Curitiba - A Justiça Federal do Paraná realizou ontem o quinto júri popular da sua história. O réu Francisco do Nascimento Ramos, um operador de motossera de 21 anos, foi absolvido. Ele era acusado de cometer os crimes de falsificação de moedas, tentativa de homicídio duplamente qualificado, formação de quadrilha e uso de documentos falsos. Os crimes teriam ocorrido em Rio Negrinho.

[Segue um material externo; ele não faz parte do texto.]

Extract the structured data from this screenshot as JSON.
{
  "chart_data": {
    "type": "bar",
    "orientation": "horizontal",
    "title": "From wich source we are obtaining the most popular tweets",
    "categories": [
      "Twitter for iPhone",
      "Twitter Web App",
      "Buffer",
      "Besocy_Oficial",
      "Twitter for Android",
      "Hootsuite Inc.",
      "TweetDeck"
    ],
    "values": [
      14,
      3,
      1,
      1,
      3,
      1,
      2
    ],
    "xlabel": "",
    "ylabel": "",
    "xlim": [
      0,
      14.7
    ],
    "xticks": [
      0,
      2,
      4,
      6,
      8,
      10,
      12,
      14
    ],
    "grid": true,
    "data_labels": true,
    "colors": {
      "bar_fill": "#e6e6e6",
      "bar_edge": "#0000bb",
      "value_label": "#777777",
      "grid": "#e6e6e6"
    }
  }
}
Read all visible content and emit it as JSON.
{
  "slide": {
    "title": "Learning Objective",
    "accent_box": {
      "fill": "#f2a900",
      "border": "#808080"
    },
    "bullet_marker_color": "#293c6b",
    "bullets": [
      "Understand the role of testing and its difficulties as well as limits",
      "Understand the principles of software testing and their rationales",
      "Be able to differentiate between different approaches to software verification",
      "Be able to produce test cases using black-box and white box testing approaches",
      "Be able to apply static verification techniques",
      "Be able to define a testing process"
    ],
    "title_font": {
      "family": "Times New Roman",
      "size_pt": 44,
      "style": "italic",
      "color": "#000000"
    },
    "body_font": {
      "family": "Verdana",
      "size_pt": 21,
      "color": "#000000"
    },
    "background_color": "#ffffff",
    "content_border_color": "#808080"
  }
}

O júri foi presidido pela juíza Bianca Geórgia Cruz Arenhart e durou cerca de sete horas. Os jurados (seis mulheres e um homem) decidiram pela absolvição do réu por considerar insuficientes as provas apresentadas pela acusação. Ramos foi acusado pelo Ministério Público de integrar uma quadrilha que falsificava notas. Além disso, ele teria tentado matar um dos integrantes da quadrilha.
Durante o julgamento, oficiais de Justiça federais apresentaram os equipamentos supostamente utilizados para a confecção das cédulas falsas, além do montante de R$ 9,5 mil em notas falsificadas.
O júri popular é um procedimento extremamente raro na Justiça Federal. Segundo a assessoria de imprensa da JF, por julgar causas envolvendo a União, dificilmente crimes dolosos, que atentam contra a vida, seguem para julgamento. Por isso, este é o quinto júri popular em mais de 100 anos de existência da Justiça Federal no Estado.